Of the 300 randomized patients (mean age, 61.6 years; 38.7% female), 267 successfully completed the trial—133 behavioral intervention patients and 134 standard care patients; median follow-up was three years. In the behavioral intervention group, patients accumulated 13.8 metabolic equivalent-h/wk of physical activity volume, compared to 10.5 h/wk in the standard care group (difference, 3.3 [95% CI, 2.2-4.4]; P < .001). The intervention group also spent more time engaging in moderate- to vigorous-intensity physical activity (18.9 vs. 12.5 min/dof; difference, 6.4 [95% CI, 5.0-7.8]; P < .001), as well as light-intensity physical activity (4.6 vs. 3.8 h/d; difference, 0.8 [95% CI, 0.5-1.1]; P < .001). The behavioral intervention group had less sedentary time than the standard care group (10.9 vs. 11.7 h/d; (difference, −0.8 [95% CI, −1.0 to −0.5]; P < .001). The between-group differences remained significant over the three-year period, but during the third year, the moderate- to vigorous-intensity physical activity between-group difference decreased by about half, going down to 3.6 min/d. Outside of sessions, the standard care group experienced more adverse events than the behavioral intervention group (59 vs. 41), while the behavioral intervention group sustained 30 adverse events during the sessions, the most common of which were musculoskeletal injury/discomfort and mild hypoglycemia.

The study authors called for further research to establish the generalizability of their findings.

Does Exercise Help Diabetes Outcomes?

Previous research supports exercise to help diabetes patients. According to a recent study published in the European Journal of Preventative Cardiology, which was conducted on behalf of the European Association of Preventive Cardiology (EAPC), patients with type 2 diabetes mellitus are at an increased risk of numerous cardiovascular outcomes, including dysglycaemia, dyslipidaemia, arterial hypertension, obesity, and reduced cardiorespiratory fitness (CRF). Patients with T2DM and cardiovascular comorbidities are especially at risk of mortality, and exercise can help with insulin sensitivity, lipid profile, vascular reactivity, and CRF.

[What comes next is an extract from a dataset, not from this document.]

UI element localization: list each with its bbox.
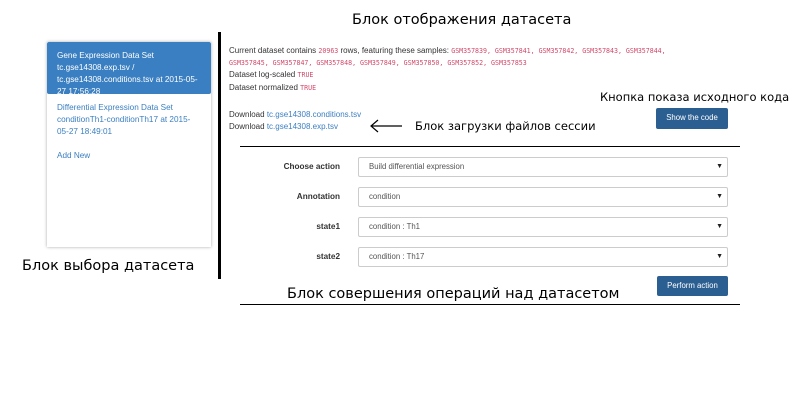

“Sedentary lifestyles and unhealthy diets are the most important drivers of the increasing number of patients with type 2 diabetes and cardiovascular problems such as heart attacks,” said study author Dr. Hareld Kemps, a cardiologist at Máxima Medical Centre, Veldhoven, the Netherlands, in a press release. “Diabetes doubles the risk of mortality but the fitter patients become, the more that risk declines. Unfortunately, the majority of patients do not engage in exercise [programs].”